Making a game
When I worked at Puzzle Break, my team and I followed a process to produce virtual escape room games. I want to walk you through that process for how I would make one of these types of games.
Defining the game
The first thing I start with is talking with stakeholders and departments within Puzzle Break, paying close attention to sales and customer feedback. What do our customers like and what do they want? Are there themes and games that sell better than others? What do our competitors offer? Based on this research, I generate ideas for themes and stories. I find it useful to start with a strong theme, because it influences and touches everything, from puzzle content to UX writing to web design.
Occasionally, there may be an existing theme or intellectual property that the company wants to prioritize (such as a sequel or expansion).
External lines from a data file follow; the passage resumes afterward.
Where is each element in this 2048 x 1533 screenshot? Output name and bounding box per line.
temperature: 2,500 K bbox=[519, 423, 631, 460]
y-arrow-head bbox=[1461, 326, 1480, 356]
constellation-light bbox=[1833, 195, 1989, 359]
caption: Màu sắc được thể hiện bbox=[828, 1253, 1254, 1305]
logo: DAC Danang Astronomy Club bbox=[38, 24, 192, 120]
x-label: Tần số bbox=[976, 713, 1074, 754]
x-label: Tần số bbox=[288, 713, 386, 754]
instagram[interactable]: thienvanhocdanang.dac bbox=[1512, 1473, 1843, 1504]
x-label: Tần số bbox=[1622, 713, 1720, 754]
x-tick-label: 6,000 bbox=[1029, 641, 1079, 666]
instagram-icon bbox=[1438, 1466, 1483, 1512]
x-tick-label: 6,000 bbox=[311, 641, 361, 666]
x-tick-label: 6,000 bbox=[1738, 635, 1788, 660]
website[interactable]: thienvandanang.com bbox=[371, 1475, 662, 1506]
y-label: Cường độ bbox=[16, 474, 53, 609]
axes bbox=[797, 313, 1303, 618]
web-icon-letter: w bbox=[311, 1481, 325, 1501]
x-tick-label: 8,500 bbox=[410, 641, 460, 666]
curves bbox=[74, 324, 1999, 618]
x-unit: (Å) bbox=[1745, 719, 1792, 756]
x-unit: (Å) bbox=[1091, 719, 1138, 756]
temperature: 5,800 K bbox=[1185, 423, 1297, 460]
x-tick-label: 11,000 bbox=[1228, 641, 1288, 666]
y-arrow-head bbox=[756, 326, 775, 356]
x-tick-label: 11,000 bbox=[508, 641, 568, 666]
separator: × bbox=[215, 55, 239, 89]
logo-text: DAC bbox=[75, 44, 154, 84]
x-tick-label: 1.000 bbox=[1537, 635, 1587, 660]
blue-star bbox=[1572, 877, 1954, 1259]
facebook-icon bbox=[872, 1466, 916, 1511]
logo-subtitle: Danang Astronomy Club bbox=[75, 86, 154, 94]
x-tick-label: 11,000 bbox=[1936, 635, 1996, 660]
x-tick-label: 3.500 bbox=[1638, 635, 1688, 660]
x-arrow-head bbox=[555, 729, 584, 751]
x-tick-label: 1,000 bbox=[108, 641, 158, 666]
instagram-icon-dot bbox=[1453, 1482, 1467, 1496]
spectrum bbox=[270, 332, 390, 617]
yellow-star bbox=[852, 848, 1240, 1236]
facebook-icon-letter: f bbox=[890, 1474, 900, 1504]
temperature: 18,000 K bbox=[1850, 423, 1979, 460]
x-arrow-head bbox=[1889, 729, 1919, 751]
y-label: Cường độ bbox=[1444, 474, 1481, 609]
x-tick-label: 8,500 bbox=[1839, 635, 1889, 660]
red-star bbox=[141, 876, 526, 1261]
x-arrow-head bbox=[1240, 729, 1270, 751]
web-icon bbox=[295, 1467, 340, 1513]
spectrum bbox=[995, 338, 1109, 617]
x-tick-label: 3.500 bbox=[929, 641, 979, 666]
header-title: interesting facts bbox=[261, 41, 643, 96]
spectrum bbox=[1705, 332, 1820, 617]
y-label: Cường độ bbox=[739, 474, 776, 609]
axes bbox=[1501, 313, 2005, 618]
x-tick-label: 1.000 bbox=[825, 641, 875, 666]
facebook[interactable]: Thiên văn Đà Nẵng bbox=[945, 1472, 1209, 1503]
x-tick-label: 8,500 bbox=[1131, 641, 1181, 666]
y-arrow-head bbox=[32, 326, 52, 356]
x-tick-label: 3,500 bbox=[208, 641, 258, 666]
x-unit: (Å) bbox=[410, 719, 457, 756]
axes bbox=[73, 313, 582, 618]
While some game designers may see this as a restriction, I see them as opportunities to experiment with mechanics and create fun content.
This is the phase when I brainstorm stories, locations, puzzles, player interactions and mechanics using Miro and Notion. I like to make lists, such as this one.
After brainstorming ideas, my team and I select the ones that sound viable, fitting our budget and timeline. It's important to note that we have to make adaptations for physical vs. virtual puzzles, making important considerations for player behavior, interactivity, communication among players, as well as the quality and visual language of the puzzles, website, etc.
Developing a prototype
Where the fun begins! I make initial prototypes of puzzles and playtest them using Miro. At the same time, I'm making illustrations, game logo, advertising poster, characters, and graphics that fit the chosen style themes. I will also work on the flow of the game, how to direct players to certain places and "train" them to play the game.
This is the stage that is most critical to game development. I playtest our puzzles and game prototypes with users. In any puzzle game environment, whether virtual or physical, it's important for players to understand what their tasks are and where to find them.
I pay close attention to player reactions, behaviors & dig deep into how they were feeling as they played the game. I want to have a clear understanding of what I can do to help the players have fun, feel engaged & complete the game.
Because initial ideas don't always render well in reality, game testing & improvement are repeated many times. I might scrap puzzles, tweak the story, develop new puzzles. This is a process that can continue even after the game is released.